# Housing in Brisbane



## ashleigh (Sep 4, 2013)

Hi all,

I have a few questions about obtaining rent on a house/flat in Brisbane. What is the average price of both houses and flats (I would assume I'd need a 2 bedroom place, but 1 bedroom is also okay, and preferably furnished)? Also, what suburbs are more family-friendly, and which suburbs would you say aren't very nice to live in? Also, I'm probably going to try to get a place from overseas - any tips on how to do this, any websites or agencies which are trustworthy and are worth looking into?

Thanks a lot, any answers will be much appreciated


----------



## banyuwangi (Sep 20, 2013)

ashleigh said:


> Hi all,
> 
> I have a few questions about obtaining rent on a house/flat in Brisbane. What is the average price of both houses and flats (I would assume I'd need a 2 bedroom place, but 1 bedroom is also okay, and preferably furnished)? Also, what suburbs are more family-friendly, and which suburbs would you say aren't very nice to live in? Also, I'm probably going to try to get a place from overseas - any tips on how to do this, any websites or agencies which are trustworthy and are worth looking into?
> 
> Thanks a lot, any answers will be much appreciated


Hi ashleigh,try googling....Hope this helps....Cheeers...


----------



## Papi (Apr 29, 2013)

http://www.realestate.com.au/rent


----------



## aussiesteve (Mar 16, 2012)

Hi Ashleigh
Your greatest problem will be getting a real estate agency to approve your application especially from overseas. Most agencies insist on a tenant viewing the property before signing the lease.Your best bet would be to rent furnished holiday accommodation for 6 weeks or so.That will give you a chance to look around for something permanent.Also if you are renting in your home country get a reference from your landlord, if you are a home owner who is selling get a reference from your agent.
As far as where to live, it depends on where you are working.Public transport is limited and traffic congestion can mean more than an hour drive to work.
In regard to the type of place you need to rent it will depend on the number of people intending to stay with you.Generally a couple and 2 small children would require at least a 2 bedroom place.Send me a PM if you need any more advice, I was a real estate property manager in Brisbane for 13 years before I retired


----------



## yoshi (Nov 19, 2013)

Hi Ashleigh,

We actually are about to rent a room at our place but i'm guessing the timing won't work out for that. I live in west end with my french partner. I would recommend anybody move to west end as long as it fits with your work plans. It is also a french hub in Brisbane. 

I realise you have been quiet for a couple of weeks here but if you are still interested in information I'm happy to help.

Cheers,
Yoshi


----------



## ZoeK (Dec 24, 2013)

If you're going to move into a one room apartment then South Brisbane is a lovely area.
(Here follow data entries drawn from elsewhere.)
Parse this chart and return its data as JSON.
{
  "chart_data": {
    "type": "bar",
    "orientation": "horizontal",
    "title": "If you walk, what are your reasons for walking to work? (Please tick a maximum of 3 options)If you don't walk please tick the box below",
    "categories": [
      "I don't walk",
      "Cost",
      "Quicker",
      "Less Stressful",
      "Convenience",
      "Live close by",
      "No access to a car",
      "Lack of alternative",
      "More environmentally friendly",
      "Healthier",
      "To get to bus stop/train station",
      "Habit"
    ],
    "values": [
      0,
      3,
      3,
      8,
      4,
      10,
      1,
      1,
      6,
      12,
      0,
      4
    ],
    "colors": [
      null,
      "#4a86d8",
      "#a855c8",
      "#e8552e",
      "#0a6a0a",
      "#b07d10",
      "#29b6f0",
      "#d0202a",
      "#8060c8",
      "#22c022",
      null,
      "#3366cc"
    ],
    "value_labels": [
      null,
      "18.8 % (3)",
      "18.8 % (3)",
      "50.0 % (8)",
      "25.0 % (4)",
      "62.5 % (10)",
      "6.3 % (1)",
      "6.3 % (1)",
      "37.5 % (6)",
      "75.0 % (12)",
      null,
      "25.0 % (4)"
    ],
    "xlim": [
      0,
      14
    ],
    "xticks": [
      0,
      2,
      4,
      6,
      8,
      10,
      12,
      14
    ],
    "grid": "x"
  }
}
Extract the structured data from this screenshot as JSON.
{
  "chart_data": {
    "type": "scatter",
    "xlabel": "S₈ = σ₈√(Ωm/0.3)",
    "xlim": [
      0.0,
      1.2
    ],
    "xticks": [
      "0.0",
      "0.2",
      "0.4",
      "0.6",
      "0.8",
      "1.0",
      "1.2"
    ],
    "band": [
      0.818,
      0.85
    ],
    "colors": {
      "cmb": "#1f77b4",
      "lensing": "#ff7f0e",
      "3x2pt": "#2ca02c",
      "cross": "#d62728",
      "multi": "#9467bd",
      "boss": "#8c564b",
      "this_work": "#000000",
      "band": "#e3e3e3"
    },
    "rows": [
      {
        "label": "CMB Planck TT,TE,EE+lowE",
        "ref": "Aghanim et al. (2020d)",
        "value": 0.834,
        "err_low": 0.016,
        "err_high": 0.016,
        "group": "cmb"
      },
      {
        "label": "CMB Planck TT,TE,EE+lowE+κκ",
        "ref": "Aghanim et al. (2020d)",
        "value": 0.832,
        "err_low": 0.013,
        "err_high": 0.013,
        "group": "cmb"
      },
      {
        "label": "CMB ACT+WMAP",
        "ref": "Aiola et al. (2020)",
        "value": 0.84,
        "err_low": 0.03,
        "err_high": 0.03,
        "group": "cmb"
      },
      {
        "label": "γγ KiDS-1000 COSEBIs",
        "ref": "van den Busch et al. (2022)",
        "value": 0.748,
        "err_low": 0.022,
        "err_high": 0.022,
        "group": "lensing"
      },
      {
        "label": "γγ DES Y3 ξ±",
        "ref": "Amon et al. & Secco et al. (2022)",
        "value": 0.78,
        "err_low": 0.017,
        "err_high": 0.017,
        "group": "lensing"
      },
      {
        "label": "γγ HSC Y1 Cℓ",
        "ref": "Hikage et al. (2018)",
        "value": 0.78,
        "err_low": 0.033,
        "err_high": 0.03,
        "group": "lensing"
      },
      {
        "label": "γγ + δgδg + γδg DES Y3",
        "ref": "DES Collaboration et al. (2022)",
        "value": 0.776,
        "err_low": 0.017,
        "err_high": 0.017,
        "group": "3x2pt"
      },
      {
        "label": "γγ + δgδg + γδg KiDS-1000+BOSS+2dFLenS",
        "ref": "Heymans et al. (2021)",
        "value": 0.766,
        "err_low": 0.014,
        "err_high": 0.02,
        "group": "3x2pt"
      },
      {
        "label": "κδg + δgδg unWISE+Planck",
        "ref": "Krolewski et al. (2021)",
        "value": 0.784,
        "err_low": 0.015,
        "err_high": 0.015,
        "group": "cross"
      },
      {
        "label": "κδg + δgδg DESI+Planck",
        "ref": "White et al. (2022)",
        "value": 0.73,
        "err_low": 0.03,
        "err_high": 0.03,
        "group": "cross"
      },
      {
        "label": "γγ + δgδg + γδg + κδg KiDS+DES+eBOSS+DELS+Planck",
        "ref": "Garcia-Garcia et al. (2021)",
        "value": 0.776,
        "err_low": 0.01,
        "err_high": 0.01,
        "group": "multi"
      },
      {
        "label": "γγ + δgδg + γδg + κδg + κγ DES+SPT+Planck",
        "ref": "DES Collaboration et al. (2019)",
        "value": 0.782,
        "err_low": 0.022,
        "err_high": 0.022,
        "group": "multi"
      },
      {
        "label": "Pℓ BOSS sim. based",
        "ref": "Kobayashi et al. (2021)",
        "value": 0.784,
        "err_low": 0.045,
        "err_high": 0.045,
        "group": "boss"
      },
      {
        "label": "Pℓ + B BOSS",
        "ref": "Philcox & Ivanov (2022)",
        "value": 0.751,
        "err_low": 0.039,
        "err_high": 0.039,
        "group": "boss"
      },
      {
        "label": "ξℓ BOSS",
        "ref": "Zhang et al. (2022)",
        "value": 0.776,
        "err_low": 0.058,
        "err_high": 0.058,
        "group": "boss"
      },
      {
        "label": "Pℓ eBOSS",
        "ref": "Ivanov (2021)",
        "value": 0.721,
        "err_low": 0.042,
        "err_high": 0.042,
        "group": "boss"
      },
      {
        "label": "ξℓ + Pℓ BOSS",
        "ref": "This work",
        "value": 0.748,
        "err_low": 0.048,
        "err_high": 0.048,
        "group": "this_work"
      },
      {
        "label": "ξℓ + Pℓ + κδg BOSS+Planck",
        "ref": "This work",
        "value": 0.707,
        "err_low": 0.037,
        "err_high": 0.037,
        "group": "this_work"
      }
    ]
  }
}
It's right across the river from the city. I would consider this family friendly (parks, swimming etc). I agree with other comments. You should jump on a site called Gumtree and see if there's a room you could rent for a short period of time or perhaps jump in a backpackers or hotel for a week?


----------



## Ebony Gaunt (Dec 27, 2013)

Well that depends on the location. If you are looking for a house with two bed spaces min with car parking facility then it will cost you about $600 to $700 per week with good location. But still I will suggest you to visit estate agents or online agency that deals in your favorite location. That will help you a lot and provide you more options to select your required house.


----------